TUCSON - A public forum here Tuesday revealed little about the specifics of a plan to construct a new high-tech security system along 262 miles of the U.S.-Mexico border in Arizona.


The forum also limited public comment on the effort, known as SBInet, to feedback on the potential environmental impact of the project, and asked citizens to voice their concerns not in front of an open microphone, but via written statement or one-on-one comments to court reporters.

That left some border residents feeling frustrated and excluded.

"I thought they were going to have to listen to us, but they're not - our comments are just going to go into a file somewhere," said Naco resident Emilie Vardaman, who came to the meeting to voice her displeasure with the plan. "I drove 100 miles to express my concerns and they're not even going to be looked at. Basically, it's a done deal."

Still, despite the limited nature of the meeting, Sean Sullivan of the Sierra Club's Tucson-based Rincon Group was encouraged that U.S. Customs and Border Protection and the Border Patrol were at least following the rules of the National Environmental Policy Act by holding the meeting.

"This is the first time that any type of public scoping meeting has happened (with a Border Patrol-related project), and that's heartening," Sullivan said. "But there's still not enough information provided at this meeting in order for people to make meaningful comments."

The information that was provided to the approximately 50 attendees came via a 15-minute PowerPoint presentation from Paula Miller, environmental planner for the SBInet program.

Miller talked about "installing and upgrading technology solutions," such as communications towers up to 98 feet high, ground sensors and light towers that would support the Border Patrol in its mission to further secure the border - an effort that has been dubbed the "virtual fence."

Miller said the program would be implemented along a 262-mile-long corridor that runs the lengths of Pima, Santa Cruz and Cochise counties and extends 25 miles inland from the border.

However, she added, before the building begins, SBInet planners will undertake an environmental assessment that includes input from the public.

"We'll take your comments, review them, and determine if they're applicable to the project," she said, adding that if relevant issues are brought to light that had not been previously considered, they will be adapted into the assessment.

Once the assessment is finished, it will be published in draft form, and the public will be given 30 days to view and comment on it, Miller said.

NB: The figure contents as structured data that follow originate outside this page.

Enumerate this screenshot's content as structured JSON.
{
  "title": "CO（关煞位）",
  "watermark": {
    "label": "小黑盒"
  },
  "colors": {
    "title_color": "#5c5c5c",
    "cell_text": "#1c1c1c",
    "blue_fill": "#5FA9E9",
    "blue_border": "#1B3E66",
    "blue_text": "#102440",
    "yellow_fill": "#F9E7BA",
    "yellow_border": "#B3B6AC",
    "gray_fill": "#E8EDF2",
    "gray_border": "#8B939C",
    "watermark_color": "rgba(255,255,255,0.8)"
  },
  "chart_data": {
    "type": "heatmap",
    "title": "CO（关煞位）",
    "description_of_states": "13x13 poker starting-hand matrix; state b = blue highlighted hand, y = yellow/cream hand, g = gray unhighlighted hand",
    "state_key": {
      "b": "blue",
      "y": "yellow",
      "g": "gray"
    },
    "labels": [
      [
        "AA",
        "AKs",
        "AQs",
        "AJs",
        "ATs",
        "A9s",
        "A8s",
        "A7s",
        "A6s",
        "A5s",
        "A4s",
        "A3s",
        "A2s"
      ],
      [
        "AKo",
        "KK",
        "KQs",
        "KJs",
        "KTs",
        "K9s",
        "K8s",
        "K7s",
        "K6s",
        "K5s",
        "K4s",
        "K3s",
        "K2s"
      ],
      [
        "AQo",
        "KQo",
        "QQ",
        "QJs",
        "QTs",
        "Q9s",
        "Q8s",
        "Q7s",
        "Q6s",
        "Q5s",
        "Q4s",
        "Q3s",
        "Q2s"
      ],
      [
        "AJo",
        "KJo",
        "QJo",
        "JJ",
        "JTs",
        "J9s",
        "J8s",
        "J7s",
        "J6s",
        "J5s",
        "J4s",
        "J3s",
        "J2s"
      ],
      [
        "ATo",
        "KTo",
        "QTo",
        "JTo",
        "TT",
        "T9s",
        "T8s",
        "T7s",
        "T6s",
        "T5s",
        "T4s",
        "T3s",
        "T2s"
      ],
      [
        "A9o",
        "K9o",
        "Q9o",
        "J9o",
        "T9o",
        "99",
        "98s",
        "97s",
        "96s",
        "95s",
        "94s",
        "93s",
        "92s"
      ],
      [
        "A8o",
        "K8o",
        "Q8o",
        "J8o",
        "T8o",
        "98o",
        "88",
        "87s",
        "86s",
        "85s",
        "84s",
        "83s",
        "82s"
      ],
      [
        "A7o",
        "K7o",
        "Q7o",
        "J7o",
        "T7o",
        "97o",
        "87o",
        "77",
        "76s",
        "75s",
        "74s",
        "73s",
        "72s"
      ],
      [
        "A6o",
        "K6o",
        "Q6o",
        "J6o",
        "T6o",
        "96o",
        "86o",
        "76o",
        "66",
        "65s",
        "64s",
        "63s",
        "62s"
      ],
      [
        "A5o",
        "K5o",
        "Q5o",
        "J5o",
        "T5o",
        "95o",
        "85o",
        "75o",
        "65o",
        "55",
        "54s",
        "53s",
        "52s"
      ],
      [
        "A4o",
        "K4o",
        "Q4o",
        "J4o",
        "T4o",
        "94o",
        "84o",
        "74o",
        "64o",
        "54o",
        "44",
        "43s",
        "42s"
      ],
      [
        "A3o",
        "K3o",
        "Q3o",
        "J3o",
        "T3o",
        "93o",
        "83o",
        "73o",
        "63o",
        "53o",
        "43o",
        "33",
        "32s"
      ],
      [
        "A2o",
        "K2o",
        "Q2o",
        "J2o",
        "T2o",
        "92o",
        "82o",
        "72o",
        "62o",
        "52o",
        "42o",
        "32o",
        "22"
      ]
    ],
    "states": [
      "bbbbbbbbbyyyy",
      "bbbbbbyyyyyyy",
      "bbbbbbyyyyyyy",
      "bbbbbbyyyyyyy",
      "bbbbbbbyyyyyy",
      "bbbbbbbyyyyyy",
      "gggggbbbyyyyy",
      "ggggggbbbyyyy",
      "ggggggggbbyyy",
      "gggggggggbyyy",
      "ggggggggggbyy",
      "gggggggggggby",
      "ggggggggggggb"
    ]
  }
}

Jim Hawkins, a spokesman with the Border Patrol's Tucson Sector, said afterward that the specifics of the program, such as what will be built and where, also would be made available to the public.

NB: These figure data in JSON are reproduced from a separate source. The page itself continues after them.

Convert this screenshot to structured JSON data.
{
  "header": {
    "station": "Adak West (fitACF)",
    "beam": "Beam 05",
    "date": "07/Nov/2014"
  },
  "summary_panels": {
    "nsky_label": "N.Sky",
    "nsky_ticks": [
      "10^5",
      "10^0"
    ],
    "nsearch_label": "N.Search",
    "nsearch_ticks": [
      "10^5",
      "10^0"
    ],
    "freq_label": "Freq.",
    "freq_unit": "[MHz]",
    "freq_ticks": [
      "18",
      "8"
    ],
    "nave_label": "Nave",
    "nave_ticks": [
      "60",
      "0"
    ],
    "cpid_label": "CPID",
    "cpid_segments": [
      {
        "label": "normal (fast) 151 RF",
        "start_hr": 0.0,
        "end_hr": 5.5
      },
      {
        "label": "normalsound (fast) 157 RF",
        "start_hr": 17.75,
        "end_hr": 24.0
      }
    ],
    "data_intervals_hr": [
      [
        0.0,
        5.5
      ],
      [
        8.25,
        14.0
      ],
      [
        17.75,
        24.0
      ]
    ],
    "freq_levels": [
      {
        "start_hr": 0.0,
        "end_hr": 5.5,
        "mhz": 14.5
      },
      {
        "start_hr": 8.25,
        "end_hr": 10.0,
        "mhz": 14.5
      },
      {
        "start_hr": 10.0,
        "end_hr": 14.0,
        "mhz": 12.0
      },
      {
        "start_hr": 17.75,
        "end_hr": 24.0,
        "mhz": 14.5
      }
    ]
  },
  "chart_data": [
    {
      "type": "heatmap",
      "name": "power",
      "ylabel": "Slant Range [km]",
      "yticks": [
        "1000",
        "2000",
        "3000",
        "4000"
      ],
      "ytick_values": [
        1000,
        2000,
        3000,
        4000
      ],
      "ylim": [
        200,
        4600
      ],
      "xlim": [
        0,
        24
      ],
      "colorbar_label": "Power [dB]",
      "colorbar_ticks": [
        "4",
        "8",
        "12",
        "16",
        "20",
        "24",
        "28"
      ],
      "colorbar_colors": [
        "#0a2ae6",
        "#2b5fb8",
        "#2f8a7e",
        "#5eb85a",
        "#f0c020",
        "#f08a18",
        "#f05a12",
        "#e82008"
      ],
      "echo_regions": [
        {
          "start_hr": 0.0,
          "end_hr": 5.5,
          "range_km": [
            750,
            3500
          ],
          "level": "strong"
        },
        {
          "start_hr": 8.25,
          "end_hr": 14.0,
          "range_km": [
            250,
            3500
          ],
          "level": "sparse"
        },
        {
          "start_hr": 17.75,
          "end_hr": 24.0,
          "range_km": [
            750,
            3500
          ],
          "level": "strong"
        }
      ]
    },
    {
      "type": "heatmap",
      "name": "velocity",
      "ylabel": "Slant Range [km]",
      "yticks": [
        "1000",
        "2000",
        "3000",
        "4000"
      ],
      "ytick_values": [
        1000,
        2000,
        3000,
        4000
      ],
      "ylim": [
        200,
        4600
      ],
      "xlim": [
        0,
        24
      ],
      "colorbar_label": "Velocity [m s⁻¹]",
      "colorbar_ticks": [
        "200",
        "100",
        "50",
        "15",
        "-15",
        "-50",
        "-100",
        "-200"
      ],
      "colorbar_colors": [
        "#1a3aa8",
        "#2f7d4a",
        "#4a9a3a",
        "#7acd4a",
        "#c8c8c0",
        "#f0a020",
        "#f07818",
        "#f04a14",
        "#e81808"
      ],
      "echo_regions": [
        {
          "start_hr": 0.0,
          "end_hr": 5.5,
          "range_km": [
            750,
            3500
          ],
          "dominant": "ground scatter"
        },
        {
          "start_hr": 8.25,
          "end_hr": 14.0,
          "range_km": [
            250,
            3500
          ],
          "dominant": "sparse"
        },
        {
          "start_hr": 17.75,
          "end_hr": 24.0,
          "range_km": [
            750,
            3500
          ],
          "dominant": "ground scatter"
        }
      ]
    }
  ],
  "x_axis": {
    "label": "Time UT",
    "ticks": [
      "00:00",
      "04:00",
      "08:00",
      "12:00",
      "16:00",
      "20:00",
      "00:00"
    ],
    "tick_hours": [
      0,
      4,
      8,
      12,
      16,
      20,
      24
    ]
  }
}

"When we decide where we're going to place things and the type of infrastructure we're going to put in, we'll do public outreach and we'll seek public input," he said. "It's going to be a very transparent process."

Vardaman said she opposed the SBInet program - especially its massive camera towers - out of concern for the towers' unsightliness, skepticism of the effectiveness of the program, and anxiety about being spied on.

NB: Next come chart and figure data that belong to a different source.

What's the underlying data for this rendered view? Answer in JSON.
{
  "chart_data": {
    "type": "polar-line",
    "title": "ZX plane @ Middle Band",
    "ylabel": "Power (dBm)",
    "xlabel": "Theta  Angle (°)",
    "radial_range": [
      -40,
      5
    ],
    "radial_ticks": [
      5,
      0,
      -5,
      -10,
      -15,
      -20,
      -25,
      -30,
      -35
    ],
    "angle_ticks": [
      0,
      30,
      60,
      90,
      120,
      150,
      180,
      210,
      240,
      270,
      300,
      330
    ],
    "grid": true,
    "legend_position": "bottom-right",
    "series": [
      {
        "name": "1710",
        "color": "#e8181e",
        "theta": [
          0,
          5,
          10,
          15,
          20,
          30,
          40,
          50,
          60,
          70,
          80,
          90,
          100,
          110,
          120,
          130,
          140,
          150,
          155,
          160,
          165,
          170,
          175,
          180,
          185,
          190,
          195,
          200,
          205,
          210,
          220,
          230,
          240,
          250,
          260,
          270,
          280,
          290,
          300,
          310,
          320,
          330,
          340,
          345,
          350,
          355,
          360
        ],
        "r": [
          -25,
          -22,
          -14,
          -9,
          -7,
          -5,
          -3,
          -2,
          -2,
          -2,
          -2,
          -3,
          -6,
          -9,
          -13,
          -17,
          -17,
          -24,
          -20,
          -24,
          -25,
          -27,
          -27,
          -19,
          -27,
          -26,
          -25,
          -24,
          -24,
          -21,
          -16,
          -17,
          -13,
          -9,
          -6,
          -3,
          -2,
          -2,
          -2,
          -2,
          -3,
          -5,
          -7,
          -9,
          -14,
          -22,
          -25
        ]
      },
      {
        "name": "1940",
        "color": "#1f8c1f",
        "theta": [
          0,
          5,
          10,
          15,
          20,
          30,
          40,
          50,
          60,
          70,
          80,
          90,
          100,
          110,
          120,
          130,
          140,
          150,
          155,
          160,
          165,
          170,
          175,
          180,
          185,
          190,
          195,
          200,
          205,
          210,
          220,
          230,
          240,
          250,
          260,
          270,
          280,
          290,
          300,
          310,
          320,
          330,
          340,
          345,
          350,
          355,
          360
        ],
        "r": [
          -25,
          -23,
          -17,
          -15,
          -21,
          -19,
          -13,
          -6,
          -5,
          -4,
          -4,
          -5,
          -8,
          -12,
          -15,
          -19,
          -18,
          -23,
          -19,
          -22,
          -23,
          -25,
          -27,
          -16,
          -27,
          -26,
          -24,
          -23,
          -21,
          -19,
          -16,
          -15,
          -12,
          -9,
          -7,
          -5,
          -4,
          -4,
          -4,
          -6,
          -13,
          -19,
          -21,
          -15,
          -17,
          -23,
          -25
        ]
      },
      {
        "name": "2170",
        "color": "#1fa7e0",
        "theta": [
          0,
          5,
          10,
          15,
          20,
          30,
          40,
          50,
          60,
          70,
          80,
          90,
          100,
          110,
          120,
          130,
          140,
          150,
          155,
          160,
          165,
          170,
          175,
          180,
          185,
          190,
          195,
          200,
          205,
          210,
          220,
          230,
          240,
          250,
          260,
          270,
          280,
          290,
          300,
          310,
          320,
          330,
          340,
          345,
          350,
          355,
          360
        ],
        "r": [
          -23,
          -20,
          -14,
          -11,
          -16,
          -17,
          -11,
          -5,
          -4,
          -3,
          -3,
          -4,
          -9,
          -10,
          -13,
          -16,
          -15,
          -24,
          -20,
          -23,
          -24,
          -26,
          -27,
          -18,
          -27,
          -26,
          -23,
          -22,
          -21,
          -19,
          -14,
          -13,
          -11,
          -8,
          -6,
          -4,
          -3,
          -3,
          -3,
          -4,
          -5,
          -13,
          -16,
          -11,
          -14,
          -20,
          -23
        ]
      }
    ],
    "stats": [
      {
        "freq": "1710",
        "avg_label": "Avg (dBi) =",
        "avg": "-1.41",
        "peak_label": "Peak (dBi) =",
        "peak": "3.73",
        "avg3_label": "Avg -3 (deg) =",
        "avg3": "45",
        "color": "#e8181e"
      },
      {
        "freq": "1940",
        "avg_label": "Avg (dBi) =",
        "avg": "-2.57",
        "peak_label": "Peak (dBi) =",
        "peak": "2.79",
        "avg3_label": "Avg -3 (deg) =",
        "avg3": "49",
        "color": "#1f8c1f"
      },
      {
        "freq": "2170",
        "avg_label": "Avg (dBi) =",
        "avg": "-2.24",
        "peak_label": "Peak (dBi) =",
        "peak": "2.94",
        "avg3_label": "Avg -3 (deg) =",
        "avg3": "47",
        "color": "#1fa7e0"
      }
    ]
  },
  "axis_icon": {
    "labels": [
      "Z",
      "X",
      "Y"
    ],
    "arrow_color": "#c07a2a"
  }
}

"The towers are going to damage the environment, but not as much as they are going to damage my life," she said.

Hawkins acknowledged that concerns about a potential "Big Brother" effect are common, but he said the Border Patrol would follow strict rules to protect citizens' privacy rights.

As for environmental concerns, Hawkins said some of the most common worries are that the light towers will frighten away wildlife or affect views of nighttime skies. Animals will get used to the lights, he insisted, and the Border Patrol is experimenting with various lighting alternatives to lessen the impact on stargazing.

Asked about Cochise County, where much of the land along the border is privately owned, Hawkins said the CBP and Border Patrol would try to work with land owners to find satisfactory locations for the SBInet infrastructure, with imminent domain employed only as a last resort.

"We really dislike using imminent domain, and any time we can avoid doing that, we will," he said.

The SBInet project, which was announced in 2005, was launched with a pilot program earlier this year to construct a series of towers and sensors along a 28-mile area around Sasabe.

The program, known as Project 28, has been hit by delays and is yet to become fully operational.

Boeing Co., the world's largest aerospace company, won a three-year, $67 million contract to build the first leg of the virtual fence, including Project 28. When finished, the project is expected to cover 6,000 miles of U.S. borderlands with Mexico and Canada and cost of billions of dollars.

Jennifer Allen, director of the Tucson-based organization Border Action Network, is concerned that the federal government is turning over more and more of its responsibilities along the border to private companies that are motivated by profit rather than public security interests.

"The big questions become accountability and oversight, and who is ultimately going to be responsible for the actions of these folks on the ground," Allen said.